Struggling Young Learner? BUILD can help!

Struggling Young Learner? BUILD can help!

Did you just meet with your child’s teacher and they are concerned about your child’s reading, spelling, or writing? Were there red-flags on the dyslexia screeners? Are you wondering what to do or where to get help?

This time of year is big for dyslexia identification: it’s the time that screeners and grade cards are coming to parents. Research shows that the most successful intervention for reading and students with dyslexia should happen by age nine. Many times we wait too long to provide systematic and explicit intervention for students with dyslexia. Many students need multi-sensory instruction and dyslexia therapy provided by an expert in dyslexia. The good news is, Springfield Center for Dyslexia and Learning (SCDL) can help!

Many previous programs were tailored to students that are older than seven and might not be the best fit for students in kindergarten and first grade. The Luke Waites Center for Dyslexia and Learning Disorder at Scottish Rite for Children recently introduced a new curriculum called BUILD. SCDL offers this curriculum to our younger students as early intervention. It is a new addition to the ideas of Take Flight curriculum and materials, and is made especially for our little learners. Your child will get a jump start on the Take Flight curriculum with tutoring provided by a CALP (certified academic language practitioner or CALT (certified academic language therapist).

Here is a description of BUILD from Scottish Rite and the Springfield Center for Dyslexia and Learning:

“To meet the needs of the K-1 students who have been identified at risk for dyslexia, the staff of the Luke Waites Center for Dyslexia and Learning Disorders at Scottish Rite for Children has developed a 100-lesson reading intervention called BUILD: A K-1 Early Reading Intervention. BUILD is a small group intervention that addresses five specific components of reading intervention. Each component is taught developmentally using a direct, systematic, cumulative, multisensory method of introduction and practice to meet the specific needs of Kindergarten and first-grade students struggling in reading.

THE FIVE COMPONENTS ARE:

  1. Alphabet: The identification of letters, sequencing skills, and alphabetizing.
  2. Letter/sound knowledge: The direct instruction of individual letters and sounds, leading to the practice of reading words and sentences.
  3. Phonological awareness: The explicit introduction of the relationships between speech-sound production, from rhyme to spelling.
  4. Vocabulary: The direct teaching of strategies using context clues to infer the meaning of unfamiliar words.
  5. Comprehension: The explicit teaching of specific learning strategies used to identify the basic components of a story.” (Scottish Rite for Children 2022)

Each of the components of BUILD are essential for our young readers. Many of these components are not explicitly taught in the classroom. There is so much to teach in today’s schools that many skills are not covered or practiced as much as our students need. Coming from ten years of experience in the kindergarten through second grade classrooms, your child will not get this kind of systematic and explicit instruction in the classroom or even through most intervention groups.

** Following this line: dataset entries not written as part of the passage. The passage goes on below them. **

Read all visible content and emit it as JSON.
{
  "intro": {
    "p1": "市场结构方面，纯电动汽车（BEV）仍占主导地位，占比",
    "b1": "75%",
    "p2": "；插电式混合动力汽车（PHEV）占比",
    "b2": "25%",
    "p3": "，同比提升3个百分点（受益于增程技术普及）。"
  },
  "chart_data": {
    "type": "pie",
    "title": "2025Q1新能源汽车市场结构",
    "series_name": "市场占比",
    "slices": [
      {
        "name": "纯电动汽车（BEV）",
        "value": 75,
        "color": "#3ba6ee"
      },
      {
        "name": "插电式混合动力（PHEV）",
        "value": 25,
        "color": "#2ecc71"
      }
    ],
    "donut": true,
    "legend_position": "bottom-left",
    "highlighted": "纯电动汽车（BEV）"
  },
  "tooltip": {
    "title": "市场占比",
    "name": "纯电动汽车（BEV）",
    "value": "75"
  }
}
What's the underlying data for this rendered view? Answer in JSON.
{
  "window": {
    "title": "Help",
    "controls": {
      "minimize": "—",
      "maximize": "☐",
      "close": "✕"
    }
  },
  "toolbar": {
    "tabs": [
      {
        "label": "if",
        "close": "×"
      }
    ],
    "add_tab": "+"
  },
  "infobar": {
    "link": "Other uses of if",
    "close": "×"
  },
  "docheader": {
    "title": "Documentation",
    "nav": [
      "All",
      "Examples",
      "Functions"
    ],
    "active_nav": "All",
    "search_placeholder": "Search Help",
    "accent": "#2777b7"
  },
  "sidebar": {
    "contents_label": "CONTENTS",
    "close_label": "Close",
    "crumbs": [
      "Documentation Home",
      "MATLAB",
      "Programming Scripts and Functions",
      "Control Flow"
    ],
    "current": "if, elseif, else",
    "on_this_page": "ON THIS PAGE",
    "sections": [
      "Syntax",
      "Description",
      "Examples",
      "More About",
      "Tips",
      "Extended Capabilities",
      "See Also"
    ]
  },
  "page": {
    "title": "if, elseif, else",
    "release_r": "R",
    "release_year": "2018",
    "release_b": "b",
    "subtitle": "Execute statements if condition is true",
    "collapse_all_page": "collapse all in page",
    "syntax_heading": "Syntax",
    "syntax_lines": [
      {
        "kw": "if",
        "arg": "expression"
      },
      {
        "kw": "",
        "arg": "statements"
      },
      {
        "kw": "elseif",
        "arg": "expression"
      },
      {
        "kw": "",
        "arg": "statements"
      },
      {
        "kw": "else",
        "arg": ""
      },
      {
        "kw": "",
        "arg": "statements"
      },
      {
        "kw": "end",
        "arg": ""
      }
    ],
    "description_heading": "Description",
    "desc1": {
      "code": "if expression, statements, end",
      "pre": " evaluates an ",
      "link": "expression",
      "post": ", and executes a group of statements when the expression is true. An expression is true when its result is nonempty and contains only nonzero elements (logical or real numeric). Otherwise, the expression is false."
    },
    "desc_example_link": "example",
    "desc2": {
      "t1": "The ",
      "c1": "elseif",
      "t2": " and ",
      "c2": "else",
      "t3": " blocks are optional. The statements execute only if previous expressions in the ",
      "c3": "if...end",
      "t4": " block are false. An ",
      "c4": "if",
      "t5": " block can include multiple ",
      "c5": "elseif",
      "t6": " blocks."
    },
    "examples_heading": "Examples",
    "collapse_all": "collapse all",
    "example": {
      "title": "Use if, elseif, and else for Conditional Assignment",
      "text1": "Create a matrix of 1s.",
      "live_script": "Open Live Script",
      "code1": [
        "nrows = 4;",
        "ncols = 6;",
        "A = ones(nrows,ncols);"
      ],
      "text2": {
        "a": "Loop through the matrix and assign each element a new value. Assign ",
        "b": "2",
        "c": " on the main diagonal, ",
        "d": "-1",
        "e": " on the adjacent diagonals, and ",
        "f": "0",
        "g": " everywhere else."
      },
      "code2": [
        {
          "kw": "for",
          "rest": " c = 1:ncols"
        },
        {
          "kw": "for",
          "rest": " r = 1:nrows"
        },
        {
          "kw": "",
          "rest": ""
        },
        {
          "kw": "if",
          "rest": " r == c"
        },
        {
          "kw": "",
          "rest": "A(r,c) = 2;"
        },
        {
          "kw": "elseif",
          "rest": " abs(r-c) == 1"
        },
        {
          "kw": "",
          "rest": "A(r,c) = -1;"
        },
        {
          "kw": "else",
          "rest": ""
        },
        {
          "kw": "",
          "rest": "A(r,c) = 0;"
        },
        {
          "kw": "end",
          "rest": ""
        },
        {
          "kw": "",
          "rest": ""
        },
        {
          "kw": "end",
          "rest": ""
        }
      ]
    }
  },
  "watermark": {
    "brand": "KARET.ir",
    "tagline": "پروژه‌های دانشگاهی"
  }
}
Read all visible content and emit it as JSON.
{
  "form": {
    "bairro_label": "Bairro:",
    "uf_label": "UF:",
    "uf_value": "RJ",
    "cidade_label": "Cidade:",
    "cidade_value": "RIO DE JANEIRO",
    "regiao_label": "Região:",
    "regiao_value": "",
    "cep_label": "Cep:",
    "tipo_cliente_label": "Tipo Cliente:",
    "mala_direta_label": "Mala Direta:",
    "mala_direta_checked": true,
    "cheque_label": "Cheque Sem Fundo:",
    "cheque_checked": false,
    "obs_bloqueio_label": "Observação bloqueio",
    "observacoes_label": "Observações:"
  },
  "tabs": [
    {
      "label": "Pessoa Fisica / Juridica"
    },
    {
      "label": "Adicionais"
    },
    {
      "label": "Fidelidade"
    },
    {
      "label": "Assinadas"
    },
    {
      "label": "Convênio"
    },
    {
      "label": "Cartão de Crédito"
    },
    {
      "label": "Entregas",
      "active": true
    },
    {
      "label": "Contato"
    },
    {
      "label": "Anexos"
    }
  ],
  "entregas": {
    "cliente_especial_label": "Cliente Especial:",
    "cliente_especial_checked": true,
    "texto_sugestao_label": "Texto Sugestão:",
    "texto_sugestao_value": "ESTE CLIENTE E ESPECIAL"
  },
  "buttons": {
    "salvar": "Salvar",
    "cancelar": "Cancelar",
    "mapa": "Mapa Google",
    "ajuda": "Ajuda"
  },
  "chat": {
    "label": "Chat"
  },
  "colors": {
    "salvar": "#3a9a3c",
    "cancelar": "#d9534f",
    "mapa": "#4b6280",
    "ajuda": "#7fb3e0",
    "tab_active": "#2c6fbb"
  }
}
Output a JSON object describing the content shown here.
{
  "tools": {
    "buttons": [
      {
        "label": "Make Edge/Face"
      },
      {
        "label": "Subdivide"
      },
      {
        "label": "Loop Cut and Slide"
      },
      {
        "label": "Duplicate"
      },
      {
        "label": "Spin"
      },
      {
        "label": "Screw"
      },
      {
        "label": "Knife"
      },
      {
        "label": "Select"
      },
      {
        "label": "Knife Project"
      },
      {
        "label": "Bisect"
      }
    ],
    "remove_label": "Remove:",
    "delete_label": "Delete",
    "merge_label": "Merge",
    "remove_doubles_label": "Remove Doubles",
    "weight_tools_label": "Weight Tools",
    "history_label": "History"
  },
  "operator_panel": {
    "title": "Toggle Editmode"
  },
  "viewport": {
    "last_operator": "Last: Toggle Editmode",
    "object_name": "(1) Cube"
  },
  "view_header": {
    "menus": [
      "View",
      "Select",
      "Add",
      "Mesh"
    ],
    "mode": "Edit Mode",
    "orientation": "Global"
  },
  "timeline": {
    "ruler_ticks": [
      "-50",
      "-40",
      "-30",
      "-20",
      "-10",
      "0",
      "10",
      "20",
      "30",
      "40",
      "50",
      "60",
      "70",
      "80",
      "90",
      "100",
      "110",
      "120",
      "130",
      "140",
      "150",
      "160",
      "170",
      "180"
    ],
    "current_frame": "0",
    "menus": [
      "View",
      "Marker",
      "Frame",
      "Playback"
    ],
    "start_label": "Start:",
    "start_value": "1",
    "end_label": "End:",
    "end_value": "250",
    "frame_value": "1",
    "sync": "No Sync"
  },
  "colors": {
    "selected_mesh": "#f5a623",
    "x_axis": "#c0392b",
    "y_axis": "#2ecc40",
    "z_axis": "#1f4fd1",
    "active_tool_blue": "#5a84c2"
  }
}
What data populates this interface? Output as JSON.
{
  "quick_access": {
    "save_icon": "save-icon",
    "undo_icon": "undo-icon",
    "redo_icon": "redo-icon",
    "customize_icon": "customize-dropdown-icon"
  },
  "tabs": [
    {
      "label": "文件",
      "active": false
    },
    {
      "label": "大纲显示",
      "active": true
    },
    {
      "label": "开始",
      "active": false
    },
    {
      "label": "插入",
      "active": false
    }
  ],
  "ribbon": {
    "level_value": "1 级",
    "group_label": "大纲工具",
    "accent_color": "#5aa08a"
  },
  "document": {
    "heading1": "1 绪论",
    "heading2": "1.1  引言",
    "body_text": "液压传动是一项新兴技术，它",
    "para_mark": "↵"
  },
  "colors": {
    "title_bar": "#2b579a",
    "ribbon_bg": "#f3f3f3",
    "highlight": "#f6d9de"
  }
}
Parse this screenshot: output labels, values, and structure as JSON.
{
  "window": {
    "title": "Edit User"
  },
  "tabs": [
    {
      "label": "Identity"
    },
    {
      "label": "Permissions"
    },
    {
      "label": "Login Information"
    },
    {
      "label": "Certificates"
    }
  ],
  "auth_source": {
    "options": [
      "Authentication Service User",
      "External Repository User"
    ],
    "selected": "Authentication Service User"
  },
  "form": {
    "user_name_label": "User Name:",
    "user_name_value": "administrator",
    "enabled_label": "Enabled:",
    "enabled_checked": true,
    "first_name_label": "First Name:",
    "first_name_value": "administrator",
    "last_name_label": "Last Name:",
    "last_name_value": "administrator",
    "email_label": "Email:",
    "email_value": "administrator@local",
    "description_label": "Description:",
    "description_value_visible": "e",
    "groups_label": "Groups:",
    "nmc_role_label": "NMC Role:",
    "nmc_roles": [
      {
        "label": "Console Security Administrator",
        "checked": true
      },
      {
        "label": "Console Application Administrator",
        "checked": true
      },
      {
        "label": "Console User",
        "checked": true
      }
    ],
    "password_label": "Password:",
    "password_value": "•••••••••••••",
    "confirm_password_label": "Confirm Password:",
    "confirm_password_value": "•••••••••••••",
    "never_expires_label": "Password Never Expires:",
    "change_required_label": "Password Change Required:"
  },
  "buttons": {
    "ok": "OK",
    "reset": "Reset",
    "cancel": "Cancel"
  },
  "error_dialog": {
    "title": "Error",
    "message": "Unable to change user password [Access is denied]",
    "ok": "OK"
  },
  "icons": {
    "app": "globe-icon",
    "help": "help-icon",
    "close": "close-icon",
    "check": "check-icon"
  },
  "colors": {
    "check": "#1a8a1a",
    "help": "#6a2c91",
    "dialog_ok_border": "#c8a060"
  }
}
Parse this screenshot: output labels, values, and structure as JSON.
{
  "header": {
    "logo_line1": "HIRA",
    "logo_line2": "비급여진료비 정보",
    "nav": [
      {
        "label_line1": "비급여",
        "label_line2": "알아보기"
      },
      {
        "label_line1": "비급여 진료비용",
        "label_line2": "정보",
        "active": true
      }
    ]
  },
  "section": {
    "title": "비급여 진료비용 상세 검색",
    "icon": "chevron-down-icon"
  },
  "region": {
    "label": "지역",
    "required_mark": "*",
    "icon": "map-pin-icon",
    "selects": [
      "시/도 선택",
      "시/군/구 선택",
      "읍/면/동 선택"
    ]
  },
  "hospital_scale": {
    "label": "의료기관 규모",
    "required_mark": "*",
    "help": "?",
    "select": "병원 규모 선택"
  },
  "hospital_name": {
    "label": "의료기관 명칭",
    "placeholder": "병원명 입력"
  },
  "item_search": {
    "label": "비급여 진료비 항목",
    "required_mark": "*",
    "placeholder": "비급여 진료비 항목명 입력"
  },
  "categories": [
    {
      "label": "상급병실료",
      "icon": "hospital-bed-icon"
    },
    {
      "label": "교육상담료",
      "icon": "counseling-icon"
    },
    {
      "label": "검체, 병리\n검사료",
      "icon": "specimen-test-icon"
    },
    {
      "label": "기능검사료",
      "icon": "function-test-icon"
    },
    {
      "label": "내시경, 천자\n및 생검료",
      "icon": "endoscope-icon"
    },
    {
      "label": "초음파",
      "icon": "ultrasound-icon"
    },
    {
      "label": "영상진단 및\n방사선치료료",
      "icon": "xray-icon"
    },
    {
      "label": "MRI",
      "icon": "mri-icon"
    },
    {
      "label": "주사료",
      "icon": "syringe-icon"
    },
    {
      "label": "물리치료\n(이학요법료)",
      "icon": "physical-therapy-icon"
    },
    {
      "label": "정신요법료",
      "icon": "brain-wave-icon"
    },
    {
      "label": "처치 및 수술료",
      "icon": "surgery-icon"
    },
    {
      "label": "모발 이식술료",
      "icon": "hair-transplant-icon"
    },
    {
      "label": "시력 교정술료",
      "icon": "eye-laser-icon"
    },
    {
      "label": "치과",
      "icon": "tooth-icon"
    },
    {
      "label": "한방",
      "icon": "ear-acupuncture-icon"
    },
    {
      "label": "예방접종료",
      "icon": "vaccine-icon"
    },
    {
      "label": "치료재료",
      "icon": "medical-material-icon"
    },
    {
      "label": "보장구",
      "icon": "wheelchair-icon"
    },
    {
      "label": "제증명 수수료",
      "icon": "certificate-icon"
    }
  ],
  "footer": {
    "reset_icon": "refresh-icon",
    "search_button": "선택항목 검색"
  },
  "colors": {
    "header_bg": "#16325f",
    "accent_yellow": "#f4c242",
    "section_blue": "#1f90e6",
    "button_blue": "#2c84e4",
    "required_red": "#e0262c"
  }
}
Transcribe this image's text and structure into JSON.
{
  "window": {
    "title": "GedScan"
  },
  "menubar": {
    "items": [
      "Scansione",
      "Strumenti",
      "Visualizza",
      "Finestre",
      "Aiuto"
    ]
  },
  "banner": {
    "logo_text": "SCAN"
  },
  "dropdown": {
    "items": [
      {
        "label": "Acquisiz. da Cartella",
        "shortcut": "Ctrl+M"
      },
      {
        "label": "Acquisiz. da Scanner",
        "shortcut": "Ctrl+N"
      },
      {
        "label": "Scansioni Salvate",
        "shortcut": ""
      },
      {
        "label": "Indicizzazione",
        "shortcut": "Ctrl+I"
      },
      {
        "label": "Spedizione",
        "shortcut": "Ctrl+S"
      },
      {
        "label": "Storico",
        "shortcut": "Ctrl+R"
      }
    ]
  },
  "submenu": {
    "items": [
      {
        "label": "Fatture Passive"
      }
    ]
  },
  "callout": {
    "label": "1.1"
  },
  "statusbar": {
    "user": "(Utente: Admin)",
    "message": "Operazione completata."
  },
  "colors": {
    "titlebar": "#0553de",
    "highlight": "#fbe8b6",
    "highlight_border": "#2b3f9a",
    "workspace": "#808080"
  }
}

BUILD directly teaches the alphabet. Students will not learn the alphabet song, they will learn to identify uppercase and lowercase letters in sequence and isolation as well as alphabetical order. They will learn to write their letters in upper and lower case through a multisensory approach. They will gain letter/sound knowledge through practice with letter names and keywords to help them remember letter sounds. Students will also practice blending and unblending to make words. Students will learn phonological awareness relating to speech sound production and practice rhyming. They will be taught vocabulary and comprehension in detail. The task of summarizing will be taught systematically from the first lesson. Each of the components will be taught systematically for students that need extra help learning the foundations of reading. This alleviates gaps in students’ foundational reading knowledge and levels the playing field for them to catch up and learn with their peers.

Is your child bright and inquisitive? Do they love hands-on learning and are very creative? Are they struggling to learn their letters, sounds, and sight words more so than their peers? Have you read to them every night since they were a baby and now you are bribing them to do their reading homework because they don’t like reading? Have you practiced their spelling and sight words every night but they still don’t know them? Is your child’s teacher saying, “ Just give them time, they will catch up”?

Can I tell you what I would suggest as a teacher of ten years and now dyslexia tutor? I would tell you that one out of five students can be dyslexic. Dyslexic students are brilliant and bright but need extra help to learn to read in a different way. Dyslexia is a learning difference and can be helped by different learning opportunities provided by curriculum and experts for students with dyslexia. The sooner a student is given intervention for dyslexia the better chance they have of catching up with their peers. BUILD is the opportunity for this to happen early! Give SCDL a call to find out more and to give your child the opportunity to show you how brilliant they are!

Did you know dyslexia screeners are required in Missouri? Per DESE, “Assessments will be administered to students in Grades 1-3 within the first 30 school days of the school year and to kindergarten by January 31 as recommended by the Department of Elementary and Secondary Education.” These screeners and grade cards might leave you, as a parent, with many questions and maybe some concerns. Many students are red flagged for signs of Dyslexia but Missouri schools do not diagnose or provide interventions specifically for dyslexia. Many parents are told to give their child more time and that they will catch up.